I’m a recent convert and despite the fact that I have dated a disproportionate number of Jewish women in my life, my current partner isn’t Jewish. My issue is that the more I get involved in my shul and the local Jewish community — attending events, volunteering, hosting Shabbat dinners — the more strain I’m feeling in the relationship. She’s an atheist, but her family are pretty strict Catholics, and I’m afraid my religious fervor is turning her away. I do care for her, so should I stick it out and just have two separate parts of my life, or end things and find a NJG?

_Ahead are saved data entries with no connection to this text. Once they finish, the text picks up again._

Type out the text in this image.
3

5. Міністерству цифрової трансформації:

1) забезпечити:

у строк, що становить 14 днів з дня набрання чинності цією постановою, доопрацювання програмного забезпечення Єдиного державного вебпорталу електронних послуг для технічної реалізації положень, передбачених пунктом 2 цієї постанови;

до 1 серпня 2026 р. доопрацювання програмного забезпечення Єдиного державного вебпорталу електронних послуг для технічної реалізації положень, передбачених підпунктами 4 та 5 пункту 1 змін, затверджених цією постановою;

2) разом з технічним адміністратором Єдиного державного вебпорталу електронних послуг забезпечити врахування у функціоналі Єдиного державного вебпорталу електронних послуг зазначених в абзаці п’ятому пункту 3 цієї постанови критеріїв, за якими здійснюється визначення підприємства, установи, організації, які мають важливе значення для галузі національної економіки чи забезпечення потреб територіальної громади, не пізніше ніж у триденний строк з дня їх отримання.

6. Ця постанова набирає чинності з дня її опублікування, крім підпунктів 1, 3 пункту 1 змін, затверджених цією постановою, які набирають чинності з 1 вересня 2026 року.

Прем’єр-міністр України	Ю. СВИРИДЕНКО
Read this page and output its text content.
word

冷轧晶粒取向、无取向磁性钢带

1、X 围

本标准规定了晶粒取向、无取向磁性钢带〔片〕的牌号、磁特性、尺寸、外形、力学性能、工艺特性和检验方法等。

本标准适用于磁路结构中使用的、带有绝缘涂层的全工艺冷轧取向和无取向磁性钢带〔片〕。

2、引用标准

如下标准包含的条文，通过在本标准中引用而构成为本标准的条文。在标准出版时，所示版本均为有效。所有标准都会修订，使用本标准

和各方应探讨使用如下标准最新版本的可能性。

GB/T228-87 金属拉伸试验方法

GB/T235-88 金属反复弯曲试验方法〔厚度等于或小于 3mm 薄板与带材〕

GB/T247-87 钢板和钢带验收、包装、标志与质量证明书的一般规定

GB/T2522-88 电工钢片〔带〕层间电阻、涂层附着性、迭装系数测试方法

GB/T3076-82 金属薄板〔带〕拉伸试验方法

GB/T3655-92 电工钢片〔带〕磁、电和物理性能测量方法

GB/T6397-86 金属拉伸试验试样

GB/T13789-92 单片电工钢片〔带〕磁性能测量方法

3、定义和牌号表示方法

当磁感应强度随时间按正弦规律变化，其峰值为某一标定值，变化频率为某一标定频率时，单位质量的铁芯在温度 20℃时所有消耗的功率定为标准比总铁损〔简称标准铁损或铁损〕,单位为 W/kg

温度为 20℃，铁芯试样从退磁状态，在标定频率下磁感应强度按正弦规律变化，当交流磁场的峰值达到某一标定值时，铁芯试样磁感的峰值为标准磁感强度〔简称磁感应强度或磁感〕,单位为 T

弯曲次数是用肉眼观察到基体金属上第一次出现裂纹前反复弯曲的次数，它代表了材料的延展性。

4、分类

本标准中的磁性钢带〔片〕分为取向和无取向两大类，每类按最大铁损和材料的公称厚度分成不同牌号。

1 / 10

Given your track record with dating Jewesses, it’s interesting that now, as a Jew, you’re in a relationship with a goy. I hardly have enough information here to speculate, but perhaps there’s something about an interfaith (or inter-lack-of-faith) relationship that you find attractive…
Your girlfriend’s parent’s religion should have no impact on your potential future together, so I’m taking them out of the equation. I have seen a trend, though, among the children of strict Catholics where they reject religion altogether and feel uncomfortable around any religious affiliation. So, I can see how “religious fervor” might make your partner uneasy, but that, of course, is something she needs to unpack in therapy on her own.
Bubbela, living a joyous Jewish life is not something you can compartmentalize. Separating your religion from your love life might work in a sitcom, but you are no Hannah Montana. My advice? End the relationship and find someone who doesn’t strain your Judaism but enriches it. Your partner doesn’t have to be Jewish, but you need to be on the same page about such an important pillar in your future life.